Kenny faticava: «Loro sfruttavano il canale che si era formato all’interno delle curve, io con la mia moto dovevo tenere linee più larghe, così cominciai a farla sbandare per accumulare sabbia all’esterno delle curve, creando una sponda contro cui appoggiarmi».

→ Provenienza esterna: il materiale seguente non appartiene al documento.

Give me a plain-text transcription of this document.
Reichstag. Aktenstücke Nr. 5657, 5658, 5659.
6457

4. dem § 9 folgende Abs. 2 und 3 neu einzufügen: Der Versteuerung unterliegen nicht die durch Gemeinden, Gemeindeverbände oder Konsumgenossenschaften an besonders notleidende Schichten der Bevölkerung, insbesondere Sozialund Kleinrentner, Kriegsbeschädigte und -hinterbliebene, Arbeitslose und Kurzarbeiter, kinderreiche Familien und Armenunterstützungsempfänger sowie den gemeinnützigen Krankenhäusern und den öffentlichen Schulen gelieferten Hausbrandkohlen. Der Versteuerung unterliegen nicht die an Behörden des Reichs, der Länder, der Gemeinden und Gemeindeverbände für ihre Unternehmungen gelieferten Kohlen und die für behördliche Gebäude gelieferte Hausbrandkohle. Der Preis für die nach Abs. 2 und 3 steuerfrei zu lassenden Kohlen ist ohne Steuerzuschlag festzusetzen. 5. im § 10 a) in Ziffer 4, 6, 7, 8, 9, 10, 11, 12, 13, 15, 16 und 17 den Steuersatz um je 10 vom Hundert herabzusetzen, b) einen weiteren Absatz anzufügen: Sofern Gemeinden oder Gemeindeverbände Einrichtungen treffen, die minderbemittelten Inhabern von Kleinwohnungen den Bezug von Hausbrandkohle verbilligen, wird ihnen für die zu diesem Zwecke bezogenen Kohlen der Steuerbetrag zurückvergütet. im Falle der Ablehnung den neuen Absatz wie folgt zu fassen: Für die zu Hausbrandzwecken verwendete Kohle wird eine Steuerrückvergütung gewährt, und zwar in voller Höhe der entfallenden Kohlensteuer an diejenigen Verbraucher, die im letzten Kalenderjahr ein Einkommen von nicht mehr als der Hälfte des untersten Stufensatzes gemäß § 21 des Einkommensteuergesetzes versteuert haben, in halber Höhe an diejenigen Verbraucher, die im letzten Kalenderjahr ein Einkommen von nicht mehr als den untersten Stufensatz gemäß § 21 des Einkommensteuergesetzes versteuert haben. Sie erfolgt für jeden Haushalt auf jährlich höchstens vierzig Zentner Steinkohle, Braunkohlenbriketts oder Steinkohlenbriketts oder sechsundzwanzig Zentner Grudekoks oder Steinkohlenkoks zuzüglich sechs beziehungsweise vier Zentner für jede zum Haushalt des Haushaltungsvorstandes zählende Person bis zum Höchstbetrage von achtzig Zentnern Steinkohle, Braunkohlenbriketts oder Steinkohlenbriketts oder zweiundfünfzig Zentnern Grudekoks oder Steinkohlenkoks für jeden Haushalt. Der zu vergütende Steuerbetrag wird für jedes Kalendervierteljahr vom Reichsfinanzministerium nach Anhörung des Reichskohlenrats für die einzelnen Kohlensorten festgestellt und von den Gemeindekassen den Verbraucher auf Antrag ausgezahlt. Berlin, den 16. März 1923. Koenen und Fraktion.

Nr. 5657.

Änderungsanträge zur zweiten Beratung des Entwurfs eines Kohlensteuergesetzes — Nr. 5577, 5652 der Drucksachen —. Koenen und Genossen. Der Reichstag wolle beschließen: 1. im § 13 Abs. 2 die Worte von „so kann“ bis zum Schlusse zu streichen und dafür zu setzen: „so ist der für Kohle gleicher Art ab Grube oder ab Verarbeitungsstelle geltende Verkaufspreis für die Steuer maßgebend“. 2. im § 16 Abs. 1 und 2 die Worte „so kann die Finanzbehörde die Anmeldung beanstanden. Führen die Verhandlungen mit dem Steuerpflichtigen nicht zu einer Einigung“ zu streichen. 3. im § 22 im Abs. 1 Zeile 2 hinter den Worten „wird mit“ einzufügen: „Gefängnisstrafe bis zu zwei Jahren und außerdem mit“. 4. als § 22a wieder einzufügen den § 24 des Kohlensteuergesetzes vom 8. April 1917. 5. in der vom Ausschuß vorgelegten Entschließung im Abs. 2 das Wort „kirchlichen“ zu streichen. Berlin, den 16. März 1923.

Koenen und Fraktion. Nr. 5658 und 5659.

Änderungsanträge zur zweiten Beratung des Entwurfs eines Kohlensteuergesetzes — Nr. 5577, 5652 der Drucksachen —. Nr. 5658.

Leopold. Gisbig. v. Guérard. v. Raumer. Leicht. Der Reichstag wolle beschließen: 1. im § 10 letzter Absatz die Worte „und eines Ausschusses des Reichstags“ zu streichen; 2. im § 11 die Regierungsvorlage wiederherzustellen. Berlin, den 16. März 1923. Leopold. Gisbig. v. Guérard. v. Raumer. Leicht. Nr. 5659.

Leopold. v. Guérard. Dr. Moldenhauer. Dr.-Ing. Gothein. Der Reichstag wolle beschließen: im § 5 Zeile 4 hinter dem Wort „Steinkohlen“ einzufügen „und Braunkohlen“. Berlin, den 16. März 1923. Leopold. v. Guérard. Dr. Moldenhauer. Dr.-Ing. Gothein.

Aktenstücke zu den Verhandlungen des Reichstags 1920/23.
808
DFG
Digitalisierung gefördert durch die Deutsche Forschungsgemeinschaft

Sul dritto il californiano aveva almeno 50 km/h di vantaggio, il proble
ma era rallentare…
«L’unico modo era buttarsi dentro e sbandare fino all’appoggio. Li presi ma non fu facile».
Tutto si giocò all’ultimo giro. King Kenny era quarto, li vedeva tutti e tre davanti a sé. All’ultima curva si buttò dentro come un indemoniato.
«Non so cosa mi sia passato per la testa. Stavo perdendo il posteriore, la ruota aveva una deriva mostruosa. Ma sul rettilineo ero terzo, capii che potevo arrivare secondo, misi la quinta e successe tutto così velocemente…»
… che nella volata superò anche il primo, tagliando il traguardo con mezza moto di vantaggio.
È tutto  documentato nel filmato qu sotto, amatoriale ma prezioso.
La vittoria storica però non ebbe seguito: la moto era fortissima ma era terrificante, Roberts la portò ad un altro paio di gare ma corse con la vecchia, rassicurante bicilindrica. La motivazione è rimasta nella storia: «Non mi pagano abbastanza per guidare quell’affare». Ma probabilmente “quell’affare” sarebbe rimasto inguidabile anche per tutto l’oro del mondo.